Sesaat Fatiha diam ragu untuk mengatakan lantas suara kecilnya terdengar lagi.
“Kyai hendak mengenalkan calon padaku, Gus.”
Tertegun sesaat atas apa yang Fatiha sampaikan, Aimna kembali menata suaranya agar tidak terdengar emosional. “Kamu setuju?”
Fatiha menggeleng. “Aku meminta waktu."
“Kalau kamu tidak bersedia, aku akan bicara dengan Abah dan Umma.”
“Jangan, Gus. Aku minta waktu untuk berpikir bukan menolak.”
“Berarti kamu menerima,” rasanya terasa dingin suara Aiman begitu sendu. “Siapa anak itu, anak pesantren kah?”
Fatiha menggeleng lagi dengan kepala menunduk dari tadi. “Bukan, dia anak kota, anak teman kyai. Kata ibu teman kamu ko, dulu pernah jua sekolah disini, satu kamar sama kamu dulu katanya.”
“Dwi.” Hanya itu satu-satunya santri yang pernah sekamar dengan Aiman saat remaja dulu.
“Aku belum tau namanya, gus.”
Aiman masih terdiam mengingat siapa itu Dwi Gus Tiyas Haryono. Anak yang sekamar dengannya hidupnya sudah terlanjur mencintai dunia sampai saat itu banyak masalah yang ditimbulkan di pesantren. Satu lagi yang tidak diketahui kedua orang tuanya jika Dwi dulu pernah mengajarkan Aiman untuk merokok.
Entah bagaimana kabarnya saat ini.“Gus...”
Suara merdu lagi sendu itu menyadarkan Aiman dari lamuna akan kenakalan Dwi dulu, apa mungkin itu hanyalah kenakalan masa remaja. Mungkin saja saat ini anak remaja itu telah berubah dan lebih menjadi ahli ibadah?
“Iya...”
Aiman kembali menatap mata jernih gadis itu. “Tetap saja aku kana bicara sama abah."
“Tapi jangan seolah kamu membelaku, gus.

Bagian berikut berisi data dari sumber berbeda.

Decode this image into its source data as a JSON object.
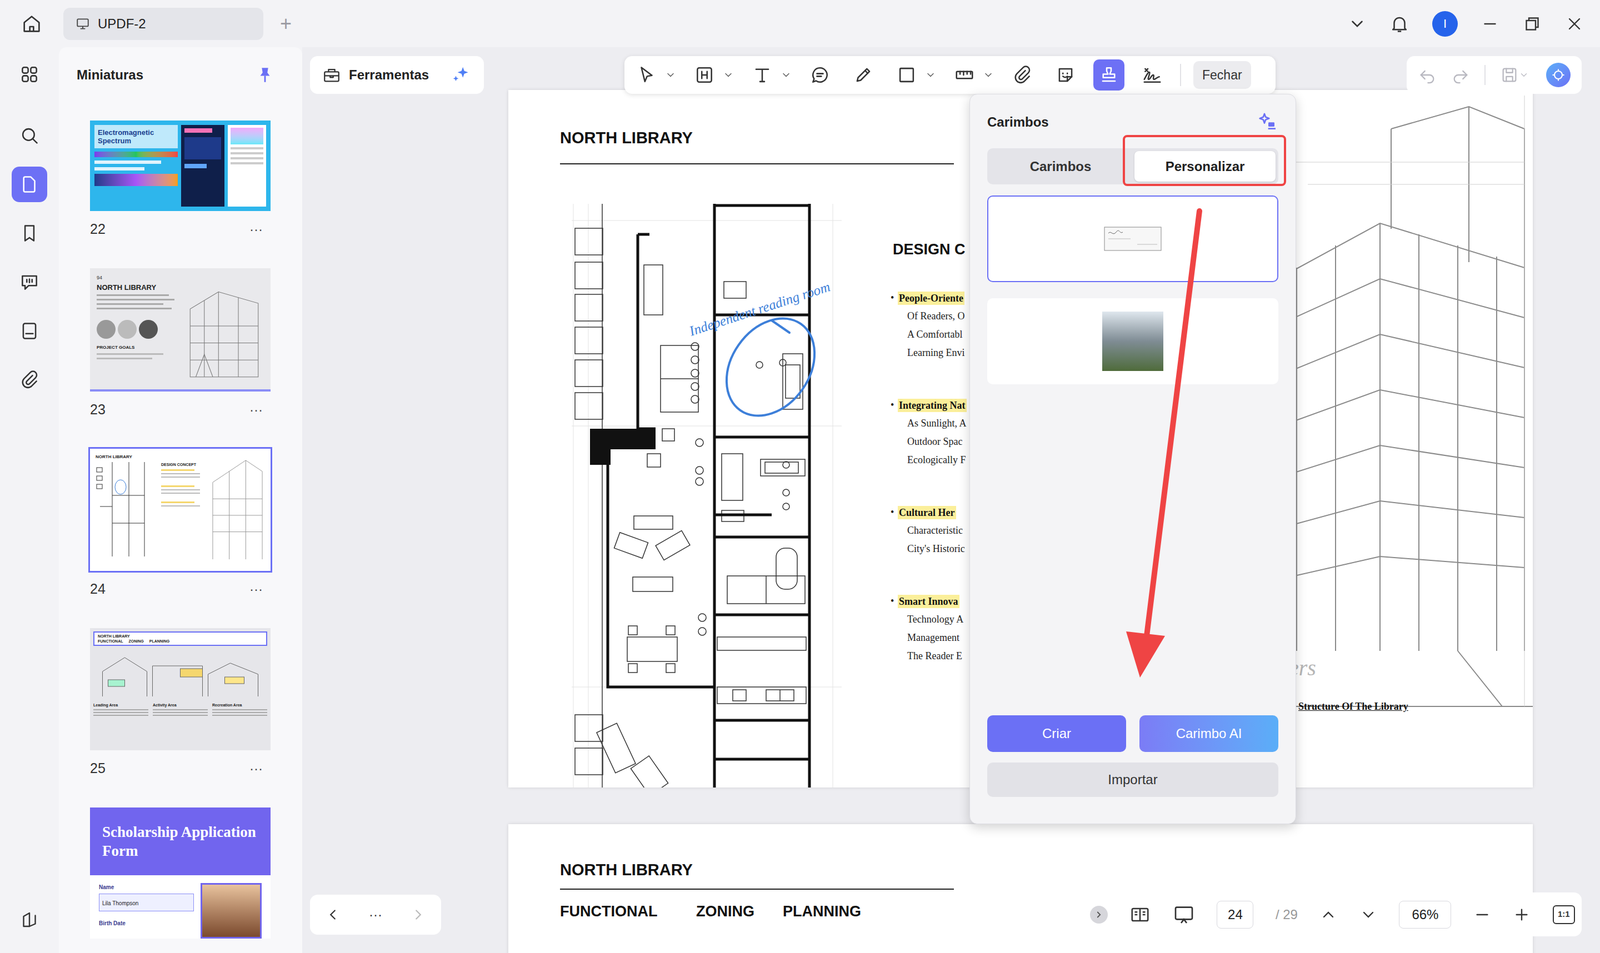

Terus menolak lamaran itu, aku tidak enak pada nyai dan kyai, apa kata mereka nanti bukannya memberi keputusan malah bercerita ke mana-mana."

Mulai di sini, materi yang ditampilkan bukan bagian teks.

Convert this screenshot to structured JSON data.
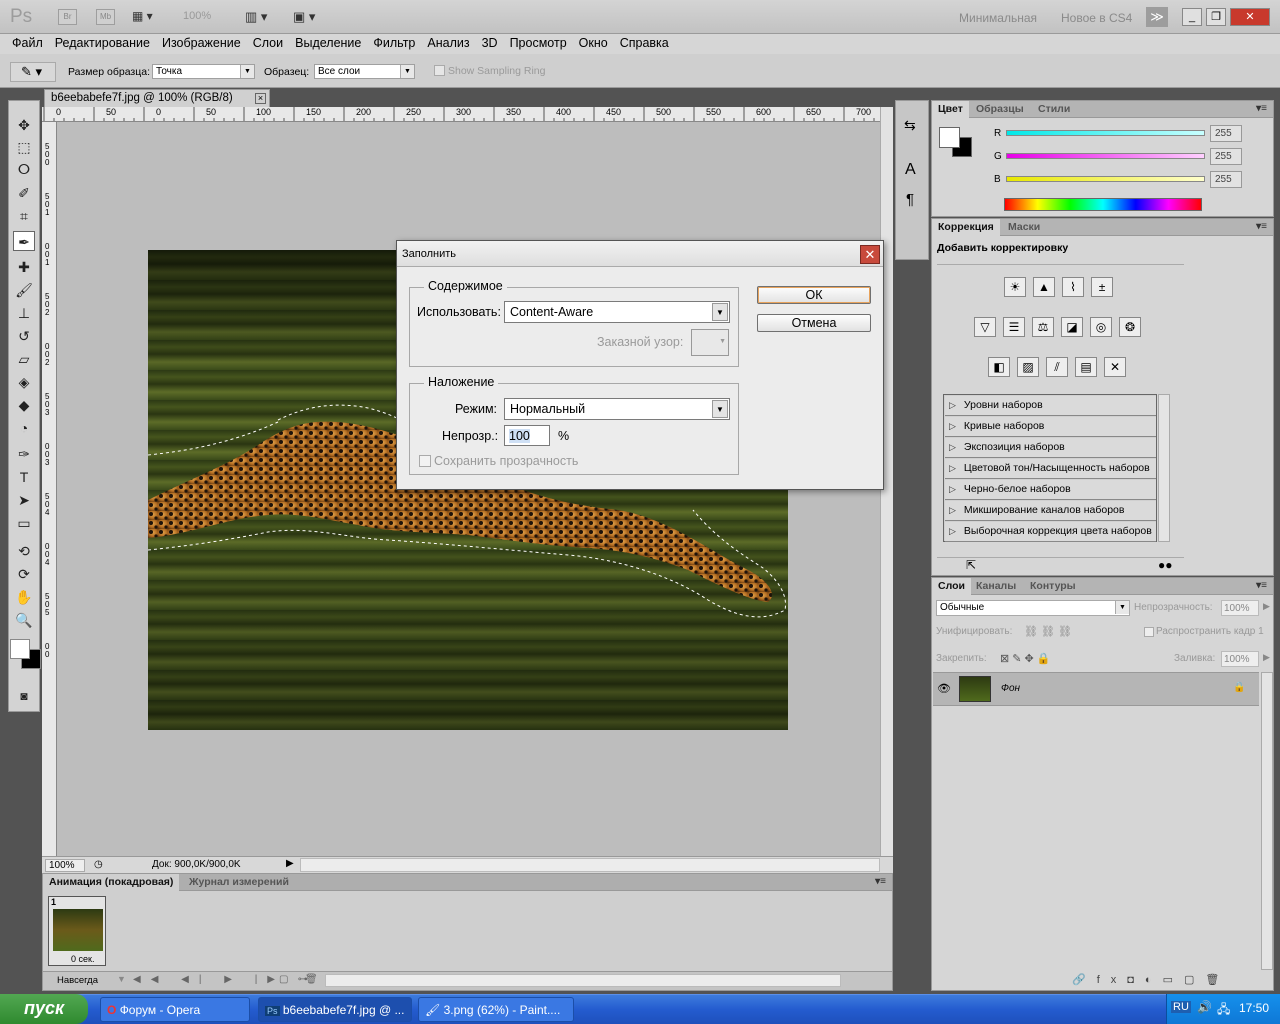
{
  "app": {
    "logo": "Ps",
    "small_buttons": [
      "Br",
      "Mb"
    ],
    "zoom_display": "100%",
    "workspaces": [
      "Минимальная",
      "Новое в CS4"
    ],
    "more_symbol": "≫",
    "window_buttons": [
      "_",
      "❐",
      "✕"
    ]
  },
  "menu": [
    "Файл",
    "Редактирование",
    "Изображение",
    "Слои",
    "Выделение",
    "Фильтр",
    "Анализ",
    "3D",
    "Просмотр",
    "Окно",
    "Справка"
  ],
  "options": {
    "sample_size_label": "Размер образца:",
    "sample_size_value": "Точка",
    "sample_label": "Образец:",
    "sample_value": "Все слои",
    "sampling_ring": "Show Sampling Ring"
  },
  "document": {
    "tab_title": "b6eebabefe7f.jpg @ 100% (RGB/8)",
    "close": "×",
    "ruler_h": [
      "0",
      "50",
      "0",
      "50",
      "100",
      "150",
      "200",
      "250",
      "300",
      "350",
      "400",
      "450",
      "500",
      "550",
      "600",
      "650",
      "700"
    ],
    "ruler_v": [
      "5",
      "0",
      "0",
      "5",
      "0",
      "1",
      "0",
      "0",
      "1",
      "5",
      "0",
      "2",
      "0",
      "0",
      "2",
      "5",
      "0",
      "3",
      "0",
      "0",
      "3",
      "5",
      "0",
      "4",
      "0",
      "0",
      "4",
      "5",
      "0",
      "5",
      "0",
      "0"
    ],
    "status_zoom": "100%",
    "status_doc": "Док: 900,0K/900,0K"
  },
  "fill_dialog": {
    "title": "Заполнить",
    "contents_legend": "Содержимое",
    "use_label": "Использовать:",
    "use_value": "Content-Aware",
    "custom_pattern_label": "Заказной узор:",
    "blending_legend": "Наложение",
    "mode_label": "Режим:",
    "mode_value": "Нормальный",
    "opacity_label": "Непрозр.:",
    "opacity_value": "100",
    "opacity_unit": "%",
    "preserve_label": "Сохранить прозрачность",
    "ok": "ОК",
    "cancel": "Отмена"
  },
  "color_panel": {
    "tabs": [
      "Цвет",
      "Образцы",
      "Стили"
    ],
    "channels": [
      {
        "label": "R",
        "value": "255",
        "color": "#00e8e8"
      },
      {
        "label": "G",
        "value": "255",
        "color": "#e800e8"
      },
      {
        "label": "B",
        "value": "255",
        "color": "#e8e800"
      }
    ]
  },
  "adjustments": {
    "tabs": [
      "Коррекция",
      "Маски"
    ],
    "heading": "Добавить корректировку",
    "presets": [
      "Уровни наборов",
      "Кривые наборов",
      "Экспозиция наборов",
      "Цветовой тон/Насыщенность наборов",
      "Черно-белое наборов",
      "Микширование каналов наборов",
      "Выборочная коррекция цвета наборов"
    ]
  },
  "layers": {
    "tabs": [
      "Слои",
      "Каналы",
      "Контуры"
    ],
    "blend_mode": "Обычные",
    "opacity_label": "Непрозрачность:",
    "opacity_value": "100%",
    "unify_label": "Унифицировать:",
    "propagate_label": "Распространить кадр 1",
    "lock_label": "Закрепить:",
    "fill_label": "Заливка:",
    "fill_value": "100%",
    "layer_name": "Фон",
    "footer_icons": [
      "🔗",
      "fx",
      "◘",
      "◐",
      "▭",
      "▢",
      "🗑"
    ]
  },
  "animation": {
    "tabs": [
      "Анимация (покадровая)",
      "Журнал измерений"
    ],
    "frame_number": "1",
    "frame_delay": "0 сек.",
    "loop": "Навсегда"
  },
  "taskbar": {
    "start": "пуск",
    "tasks": [
      "Форум - Opera",
      "b6eebabefe7f.jpg @ ...",
      "3.png (62%) - Paint...."
    ],
    "lang": "RU",
    "time": "17:50"
  }
}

“Iya... tenang saja, itu urusan ku nanti. Aku pamit dulu takut kesiangan nanti ketinggalan kereta.”
Fatiha mengangguk lantas tidak berapa lama mendengar salam dari Aiman, setelah itu barulah ia beranjak pergi.

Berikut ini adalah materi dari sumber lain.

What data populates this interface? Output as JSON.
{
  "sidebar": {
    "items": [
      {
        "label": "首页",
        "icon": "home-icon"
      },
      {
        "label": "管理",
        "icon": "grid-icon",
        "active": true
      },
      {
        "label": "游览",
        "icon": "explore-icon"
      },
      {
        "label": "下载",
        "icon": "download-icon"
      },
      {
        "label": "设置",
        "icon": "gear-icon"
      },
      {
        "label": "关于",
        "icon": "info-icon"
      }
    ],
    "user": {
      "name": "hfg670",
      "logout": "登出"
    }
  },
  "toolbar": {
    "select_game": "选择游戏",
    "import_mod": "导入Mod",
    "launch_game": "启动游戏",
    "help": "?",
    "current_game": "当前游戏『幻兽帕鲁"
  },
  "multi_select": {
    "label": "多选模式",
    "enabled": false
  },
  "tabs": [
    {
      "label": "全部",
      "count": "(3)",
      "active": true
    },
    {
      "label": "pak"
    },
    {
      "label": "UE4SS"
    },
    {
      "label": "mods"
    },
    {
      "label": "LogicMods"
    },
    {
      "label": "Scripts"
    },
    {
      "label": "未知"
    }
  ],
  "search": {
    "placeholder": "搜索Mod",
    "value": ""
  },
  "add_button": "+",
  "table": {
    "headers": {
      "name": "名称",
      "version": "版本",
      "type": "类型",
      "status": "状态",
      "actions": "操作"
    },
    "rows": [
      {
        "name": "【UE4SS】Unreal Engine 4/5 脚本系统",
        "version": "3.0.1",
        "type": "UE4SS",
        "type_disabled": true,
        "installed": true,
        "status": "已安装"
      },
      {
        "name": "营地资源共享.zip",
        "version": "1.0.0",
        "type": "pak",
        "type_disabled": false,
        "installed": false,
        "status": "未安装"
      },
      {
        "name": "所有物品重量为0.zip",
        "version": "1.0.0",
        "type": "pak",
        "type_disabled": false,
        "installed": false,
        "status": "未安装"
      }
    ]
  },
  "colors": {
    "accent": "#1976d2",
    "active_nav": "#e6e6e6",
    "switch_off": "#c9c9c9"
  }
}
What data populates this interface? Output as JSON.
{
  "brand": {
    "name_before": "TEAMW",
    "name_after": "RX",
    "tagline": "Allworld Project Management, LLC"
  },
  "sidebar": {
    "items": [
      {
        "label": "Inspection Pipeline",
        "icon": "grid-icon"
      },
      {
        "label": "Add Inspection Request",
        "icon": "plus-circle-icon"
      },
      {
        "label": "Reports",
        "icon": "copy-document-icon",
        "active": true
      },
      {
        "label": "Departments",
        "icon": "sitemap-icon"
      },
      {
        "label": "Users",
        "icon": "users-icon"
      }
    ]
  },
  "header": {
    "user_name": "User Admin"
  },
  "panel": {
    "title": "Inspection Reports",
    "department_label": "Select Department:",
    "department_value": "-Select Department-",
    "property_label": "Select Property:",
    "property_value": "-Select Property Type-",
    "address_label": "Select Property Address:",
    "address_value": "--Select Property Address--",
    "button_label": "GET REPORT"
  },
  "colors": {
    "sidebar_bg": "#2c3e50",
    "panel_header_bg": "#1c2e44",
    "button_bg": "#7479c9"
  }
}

Diperjalanan Aiman mengeluarkan ponsel lantas mencari nama Dwi, meski tidak yakin jika nomor kontak itu masih bisa dihubungi, terakhir kali saat ia ke jakarta.
Suara dering menunggu cukup lama terdengar barulah dijawab oleh orang dari seberang sana.
“Assalamualaikum, alhamdulilah masih aktif nomor ini."
Dwi yang ada di seberang sana yang masih bergelayut dengan bantal dan guling mengerejapkan mata mendengar suara salam seorang pria. Berarti ini dari orang dekat papanya, kata batinnya. Namum semakin jelas nama itu membuat Dwi malah malas bersuara.
"Aku Aiman, antum masih menyimpan nomor ku kan?"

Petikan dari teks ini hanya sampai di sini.